The process was complemented by continuous improvement in dry and wet gas seal technology, and bearing technology.
All compressors use the same modular rotor designs introduced by Solar in the 1960s and used in over 5,000 Solar gas compressors. Solar’s compressors successfully help users worldwide, offshore and onshore, in applications like gas export, gas boost, gas gathering, gas lift, gas reinjection, pipeline transmission, and gas storage.
The modular rotor design allows for a vertically split stator, thus avoiding large stator deflections at high pressure operation. Solar uses vaneless diffusers on all models to maximise the operating range of the compressors. The compressors feature dry gas seals with intermediate labyrinths, the journal and thrust bearings are of the tilting pad design. Thrust balance is achieved with a balance piston with labyrinths on the rotating part and abradable seals on the stationary part. The bundle removal can be performed in the field using tools designed for the compressor. The bundle contains the aerodynamic components, as well as the bearings and seals.
SOLAR COMPRESSORS
Solar’s heavy investments in state-of-the-art test facilities allow rigorous tests of centrifugal gas compressors, both during development as well as to meet customer requirements.

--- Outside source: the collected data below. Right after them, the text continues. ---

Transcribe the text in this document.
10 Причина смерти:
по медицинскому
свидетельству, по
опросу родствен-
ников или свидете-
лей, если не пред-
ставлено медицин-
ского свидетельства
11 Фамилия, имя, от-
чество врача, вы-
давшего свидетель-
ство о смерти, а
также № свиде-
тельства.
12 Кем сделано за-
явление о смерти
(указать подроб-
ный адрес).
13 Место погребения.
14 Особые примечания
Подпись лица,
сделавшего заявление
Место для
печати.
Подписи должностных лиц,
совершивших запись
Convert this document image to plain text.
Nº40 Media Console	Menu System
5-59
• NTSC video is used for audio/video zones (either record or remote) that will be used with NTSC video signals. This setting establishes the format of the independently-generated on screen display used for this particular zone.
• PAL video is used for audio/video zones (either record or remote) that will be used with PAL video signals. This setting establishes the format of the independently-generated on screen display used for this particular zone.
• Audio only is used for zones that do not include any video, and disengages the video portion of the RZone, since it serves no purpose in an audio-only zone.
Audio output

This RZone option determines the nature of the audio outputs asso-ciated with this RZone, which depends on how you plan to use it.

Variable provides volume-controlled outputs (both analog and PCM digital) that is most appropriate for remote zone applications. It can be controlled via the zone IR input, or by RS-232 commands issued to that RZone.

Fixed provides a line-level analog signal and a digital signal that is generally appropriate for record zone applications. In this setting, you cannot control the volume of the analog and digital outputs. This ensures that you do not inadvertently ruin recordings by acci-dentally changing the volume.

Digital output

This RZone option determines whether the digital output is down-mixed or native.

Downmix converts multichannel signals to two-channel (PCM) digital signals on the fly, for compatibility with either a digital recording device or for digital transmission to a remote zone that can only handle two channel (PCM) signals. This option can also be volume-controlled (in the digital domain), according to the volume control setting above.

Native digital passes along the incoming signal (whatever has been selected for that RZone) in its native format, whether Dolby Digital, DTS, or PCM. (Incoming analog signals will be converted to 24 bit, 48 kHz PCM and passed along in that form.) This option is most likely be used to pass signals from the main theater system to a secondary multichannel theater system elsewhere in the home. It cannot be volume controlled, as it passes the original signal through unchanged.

The multistage compressors, for example, have been subjected to a rigorous rotordynamic test programme, taking advantage of the Gas Compressor Test Facility with its 20,000 horsepower (hp) driver, and the capability to test at discharge pressures of up to 3,000 pounds per square inch (psi). The tests were performed both with inert gas (nitrogen) and natural gas. One of the goals was to determine the stability limits of different configurations, which are then used as application limits for the compressor.
The test programme included the tests for the longest available rotor, as well as tests of different bearing configurations, including squeeze film damper bearings. A magnetic exciter was used to determine experimentally the damping of the rotor, that is, the log decrement, at different operating conditions.
The art of designing a gas compressor constitutes the effective blending of aerodynamic desires with rotordynamic and structural restraints. Important conditions are imposed by the requirement for stable rotordynamics and structural integrity. Additionally, the manufacturing process and its inherent strengths and limitations have to be taken into account.
Equally important to a superior design is the capability to support the machinery once it is in the field. Solar Turbines has excellent support capabilities with worldwide service centres. This includes a new service facility in Dubai, with field support offices, a machinery management centre for remote monitoring and diagnostics for units in the Middle East area, as well as training facilities.